As it turned out, prior owner Harold Davis, who was listed on the chart, was living in World’s End at the time. (He was the next resident to live in the house after the Smiths, who occupied it from about 1931-1939.)
“We returned the chart to him and his family, and in the process of our research obtained a list of other past owners,” Hanrahan recalled. “One of them was named Nella Smith.” But it took years to learn the full story.
Last November, the Hanrahans purchased a Smith painting depicting a majestic ship at an international fine arts show in Boston years after hearing a rumor that Smith had once lived in their Main Street house. “We brought it home, hung it up, and said, ‘Welcome home, Frank,” Hanrahan quipped.
Along with the painting, the Hanrahans received a copy of Jim Craig’s “Frank Vining Smith – Maritime Painting in the 20th Century” biography containing reproductions of some of his marine paintings and other artwork.
“The book states that once Smith became a well-known artist and got enough money together, he decided to have a house built to his specifications and moved from Main Street to High Street,” Hanrahan said.
The book also mentions Smith’s second wife, Nella. “I referred back to my 32-year-old handwritten records and started putting two and two together,” she said.
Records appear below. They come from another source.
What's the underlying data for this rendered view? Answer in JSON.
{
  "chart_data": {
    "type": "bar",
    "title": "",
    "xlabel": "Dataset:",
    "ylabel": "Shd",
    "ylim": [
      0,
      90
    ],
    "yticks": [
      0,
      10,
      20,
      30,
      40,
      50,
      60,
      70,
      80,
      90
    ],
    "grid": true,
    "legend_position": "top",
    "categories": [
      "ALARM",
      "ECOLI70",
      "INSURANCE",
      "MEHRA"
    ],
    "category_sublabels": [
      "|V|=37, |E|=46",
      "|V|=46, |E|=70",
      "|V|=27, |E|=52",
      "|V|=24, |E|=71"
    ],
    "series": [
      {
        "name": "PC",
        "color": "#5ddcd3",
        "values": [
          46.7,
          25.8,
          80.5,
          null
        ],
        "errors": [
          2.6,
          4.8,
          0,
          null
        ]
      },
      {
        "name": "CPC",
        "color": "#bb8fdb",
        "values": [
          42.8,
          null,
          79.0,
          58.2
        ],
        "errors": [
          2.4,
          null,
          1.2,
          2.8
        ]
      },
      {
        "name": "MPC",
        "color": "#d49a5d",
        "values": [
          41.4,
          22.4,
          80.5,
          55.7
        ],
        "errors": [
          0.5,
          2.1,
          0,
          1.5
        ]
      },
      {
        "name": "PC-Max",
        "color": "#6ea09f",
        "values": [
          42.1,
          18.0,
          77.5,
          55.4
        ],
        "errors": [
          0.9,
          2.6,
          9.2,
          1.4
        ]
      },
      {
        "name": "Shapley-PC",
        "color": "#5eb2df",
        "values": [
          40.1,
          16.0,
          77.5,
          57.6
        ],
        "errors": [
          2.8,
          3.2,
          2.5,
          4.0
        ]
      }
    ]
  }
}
Hanrahan’s old notes indicated that Nella took ownership of the house around 1931, according to town records.
As further affirmation, the Hanrahans came across a circa 1930 photo in the book of Nella standing in front of their Main Street garage.
All the information started coming together at that point. “The rumor — now substantiated — was that Smith had lived here and we had believed it, although there was no actual proof at the time. I knew in my heart that he had lived here. But even a well-known town historian hadn’t picked up on that fact, because the house was owned by his wife.”
Last March, much to their surprise, one of Smith’s 5-1/2 by 7-1/2-foot murals depicting a South Sea island scene was discovered under a wall panel in their home by a contractor during a renovation project. This left the Hanrahans awestruck.
“We stood there in disbelief,” Hanrahan said. Smith is thought to have painted the mural in the early 1930s, since that’s the time period in which he traveled to that part of the world.
Hanrahan explained how the mural was found: “The contractor was having difficulty cutting a hole in the wall to install a light switch. There was a piece of paneling that had been painted over, and once he popped it off, you could see the mural underneath! It had remained covered for decades.” She isn’t sure at what point the painting was obscured or why.
‘His brush strokes’
Although unsigned, the Hanrahans are convinced it’s an original Smith work of art. “It’s definitely his style and brush strokes,” she said. “An expert agreed.”
In what’s expected to be a two or three-day process starting this week, Oliver Brothers, experts in fine art restoration and art conservation services, will painstakingly remove the painting and prepare it for the trip to their Beverly, Mass. studio, where it will be repaired and restored.
Because the oil painting was done on horsehair plaster, the process involves removing the surrounding woodwork after applying a protective coating to the art and then shaving the painting off of the wall, Hanrahan explained.
“We don’t want to lose the mural. It’s part of the history of the house,” she said. “Once it’s restored, we plan to put it back in the same room where it was discovered; there’s nowhere else to put it because it’s so large!”
Hingham Historical Society Director Suzanne Buchanan recommended Oliver Brothers when the Hanrahans sought her advice.
“Pat’s detective work in finding out the history of her house and its connection with Frank Vining Smith makes a great historic preservation story,” Buchanan said. “And her enthusiastic preservation of Smith’s South Seas mural is a small victory for the mindset that loves Hingham’s old houses. More often than not, I hear about beautiful old murals being covered up by homeowners because they don’t match their modern, off-the-shelf décor, so it’s very gratifying when a homeowner is creative about preserving and keeping the history of their old home alive.”
Buchanan called the mural “a great piece of Americana and a wonderfully quirky addition to Hingham’s Main Street charms. It will be great to see it again when it has been conserved and restored to its original place,” she said.“Frank Vining Smith has recently undergone a thorough re-assessment by author James Craig, who has situated him strongly in the tradition of English and American marine painters. By doing a little bit of research, and having a good eye, Pat has made herself the lucky owner of a fine piece of art by an important American painter.”